Sunday, May 12, 2013

Mom and Music

Since Gray and Tanner have come along my thoughts on Mother's day tend to focus mostly on Michele.  But still, every year, my thoughts come back to my mom as well.  I suppose they linger there most days for at least a bit.  Even after 16 years I still have trouble coming to terms some times with the notion she is gone, but that is another post for another day.

Today, Mother's Day, has me thinking about how, for me, music helped me get through those first days when she passed away. I was not with her when she passed.  I was in fact on the other side of the country, and when the news reached me, the distance I felt was difficult to resolve emotionally.  It happens.  Time is what it is and life moves us as it must, but still, even now, I feel detached in some ways since I was not there.

There was one thing though that helped me to retain a kind of connection.  It may seem strange at first as I describe it, but the potency of the experience has in many ways informed every musical decision I have made since.  Perhaps every decision, musical or not.

A little more than a year before she passed I wrote a large scale orchestra piece called "Last Dance."  It was not a brilliant piece, though it did win some, mostly inconsequential, small competitions; but it was a good piece in concept.  I was very lucky, and humbled, that the University of Arizona allowed me to conduct the piece in performance, twice, as part of a student music festival.  It was a fantastic experience, though I was, to be fair, in a state of mentally and emotionally misplaced arrogance that I certainly did not appreciate its true significance at the time.

In any case, the performances were recorded and I as able to play those for my mother on a visit soon after.  She was already well in the throws of the brain cancer, but I recall how she watched the video quite intently - it required a lot of her limited focus, and she was already unable to speak much, if at all, very well - but she smiled and held my hand and for a time seemed happy.
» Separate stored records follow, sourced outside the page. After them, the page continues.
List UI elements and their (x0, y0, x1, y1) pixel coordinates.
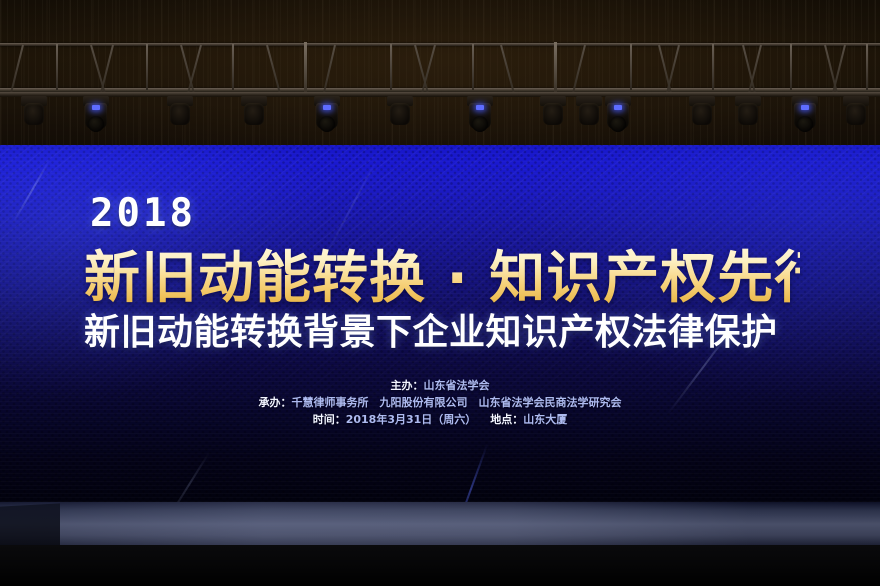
meta-value-coorganizer: 千慧律师事务所 九阳股份有限公司 山东省法学会民商法学研究会 (292, 396, 622, 409)
led-backdrop-screen: 2018 新旧动能转换 · 知识产权先行 新旧动能转换背景下企业知识产权法律保护… (0, 145, 880, 502)
fixture-led-indicator (614, 105, 622, 110)
truss-diagonal (187, 45, 202, 94)
event-meta-block: 主办：山东省法学会 承办：千慧律师事务所 九阳股份有限公司 山东省法学会民商法学… (0, 377, 880, 428)
truss-diagonal (658, 45, 672, 94)
truss-joint (304, 42, 307, 92)
truss-diagonal (10, 45, 24, 94)
fixture-led-indicator (801, 105, 809, 110)
stage-floor (0, 502, 880, 548)
truss-post (866, 44, 868, 90)
truss-post (390, 44, 392, 90)
truss-post (630, 44, 632, 90)
truss-post (232, 44, 234, 90)
fixture-led-indicator (92, 105, 100, 110)
event-year: 2018 (90, 191, 196, 236)
lighting-truss (0, 42, 880, 94)
meta-label-place: 地点： (490, 413, 523, 426)
truss-post (790, 44, 792, 90)
truss-diagonal (666, 45, 680, 94)
meta-label-coorganizer: 承办： (259, 396, 292, 409)
truss-diagonal (100, 45, 114, 94)
meta-value-place: 山东大厦 (523, 413, 567, 426)
meta-value-time: 2018年3月31日（周六） (346, 413, 477, 426)
truss-top-chord (0, 43, 880, 46)
truss-joint (554, 42, 557, 92)
truss-diagonal (266, 45, 281, 94)
meta-line-organizer: 主办：山东省法学会 (0, 377, 880, 394)
truss-post (712, 44, 714, 90)
stage-photo: 2018 新旧动能转换 · 知识产权先行 新旧动能转换背景下企业知识产权法律保护… (0, 0, 880, 586)
stage-floor-sheen (0, 502, 880, 548)
truss-diagonal (323, 45, 336, 94)
meta-line-time-place: 时间：2018年3月31日（周六）地点：山东大厦 (0, 411, 880, 428)
truss-diagonal (421, 45, 436, 94)
fixture-led-indicator (323, 105, 331, 110)
meta-line-coorganizer: 承办：千慧律师事务所 九阳股份有限公司 山东省法学会民商法学研究会 (0, 394, 880, 411)
meta-label-organizer: 主办： (391, 379, 424, 392)
truss-diagonal (832, 45, 846, 94)
truss-post (146, 44, 148, 90)
event-headline: 新旧动能转换 · 知识产权先行 (84, 233, 800, 314)
truss-diagonal (572, 45, 586, 94)
event-subheadline: 新旧动能转换背景下企业知识产权法律保护 (84, 303, 800, 355)
truss-diagonal (824, 45, 838, 94)
stage-apron-shadow (0, 545, 880, 586)
stage-left-riser (0, 503, 60, 550)
fixture-led-indicator (476, 105, 484, 110)
screen-content: 2018 新旧动能转换 · 知识产权先行 新旧动能转换背景下企业知识产权法律保护… (0, 145, 880, 502)
meta-label-time: 时间： (313, 413, 346, 426)
truss-post (472, 44, 474, 90)
truss-post (56, 44, 58, 90)
meta-value-organizer: 山东省法学会 (424, 379, 490, 392)
truss-diagonal (500, 45, 515, 94)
When she passed, and I returned back home for the funeral, I asked my brother Andy to talk me though her last minutes as he had been there and I was curious to know.  As he began to tell me of those last hours, minutes, and moments, the music from "Last Dance" came flooding into my head like a detailed sound track full of every subtle nuance I could have imagined.

I have no doubt that I was projecting my own need onto the purpose of the music, but even so, it was clear to me that when given the chance music can tap into things that we otherwise would overlook.

The music gave me solace.  It allowed me to come to terms and peace with what was otherwise unbearable.  To this day it still holds me in a kind of spiritual comfort, keeping me close to my mom, God and my own sole.

That musical connection is in many ways just one of the many things my mother gave me.  Even at the end, she still was looking out for me.  Helping me.  Loving me.  It is still a fantastic gift that I treasure daily.